Organoids are self-organizing, three-dimensional systems which retain many physiological characteristics of the native tissue from which they are derived. Accordingly, these miniaturized models have significant advantages over the use of traditional immortalized cell lines in providing accurate information on human disease modelling and can be used in the fields of drug screening, disease modeling, personalized medicine and many others.
Spheroids are simpler structures and less differentiated but still aggregation of one or more cell types in 3D cell cultures.
The goal of in vitro 3D cell culture is to enable more physiologically relevant and translational models in a wide range of biomedical applications including disease modeling, drug discovery and screening as well as personalized medicine. Through comprehensive characterization, scientists can develop a deeper understanding of biology, ensure more robust maintenance of stem cells during extended cultures and monitor cells at every step of the 3D organoid and spheroid workflow.

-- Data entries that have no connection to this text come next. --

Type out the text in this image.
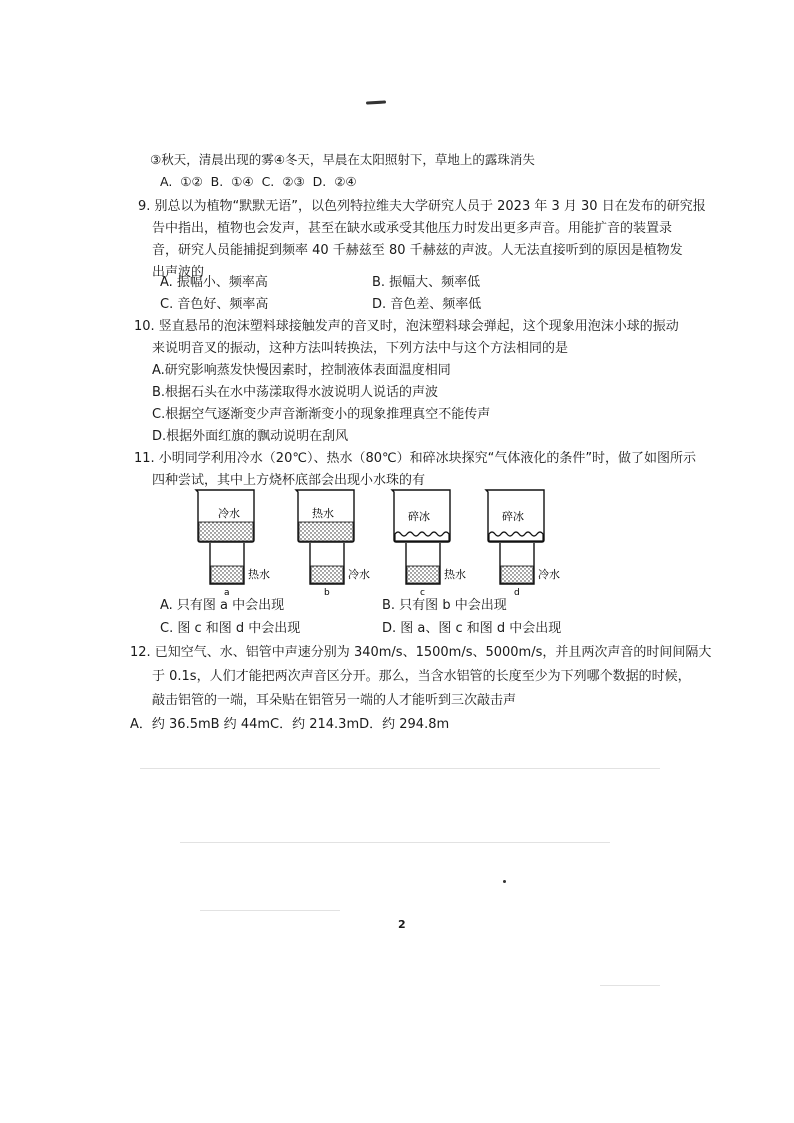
③秋天，清晨出现的雾④冬天，早晨在太阳照射下，草地上的露珠消失
A. ①② B. ①④ C. ②③ D. ②④
9. 别总以为植物“默默无语”，以色列特拉维夫大学研究人员于 2023 年 3 月 30 日在发布的研究报
告中指出，植物也会发声，甚至在缺水或承受其他压力时发出更多声音。用能扩音的装置录
音，研究人员能捕捉到频率 40 千赫兹至 80 千赫兹的声波。人无法直接听到的原因是植物发
出声波的
A. 振幅小、频率高	B. 振幅大、频率低
C. 音色好、频率高	D. 音色差、频率低
10. 竖直悬吊的泡沫塑料球接触发声的音叉时，泡沫塑料球会弹起，这个现象用泡沫小球的振动
来说明音叉的振动，这种方法叫转换法，下列方法中与这个方法相同的是
A.研究影响蒸发快慢因素时，控制液体表面温度相同
B.根据石头在水中荡漾取得水波说明人说话的声波
C.根据空气逐渐变少声音渐渐变小的现象推理真空不能传声
D.根据外面红旗的飘动说明在刮风
11. 小明同学利用冷水（20℃）、热水（80℃）和碎冰块探究“气体液化的条件”时，做了如图所示
四种尝试，其中上方烧杯底部会出现小水珠的有
冷水
热水
a
热水
冷水
b
碎冰
热水
c
碎冰
冷水
d
A. 只有图 a 中会出现	B. 只有图 b 中会出现
C. 图 c 和图 d 中会出现	D. 图 a、图 c 和图 d 中会出现
12. 已知空气、水、铝管中声速分别为 340m/s、1500m/s、5000m/s，并且两次声音的时间间隔大
于 0.1s，人们才能把两次声音区分开。那么，当含水铝管的长度至少为下列哪个数据的时候，
敲击铝管的一端，耳朵贴在铝管另一端的人才能听到三次敲击声
A．约 36.5mB 约 44mC．约 214.3mD．约 294.8m
2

Evaluation of Critical Quality Attributes (CQAs) i.e. organoid/ spheroid size, sphericity, compactness, and viability is crucial to ensure the quality and reproducibility of the experiment, such us disease modeling, drug discovery and screening. Some parameters are tested throughout the culturing process including organoid health, counts and testing for microbial contaminations is recommended at several steps to ensure reliability and reproducibility of results. Sophisticated, quantitative analytical solutions which provide multi-parametric assays such Incucyte® Live-Cell Analysis and iQue®3 High-Throughput Cytometry platforms can greatly support the assessment of critical quality attributes.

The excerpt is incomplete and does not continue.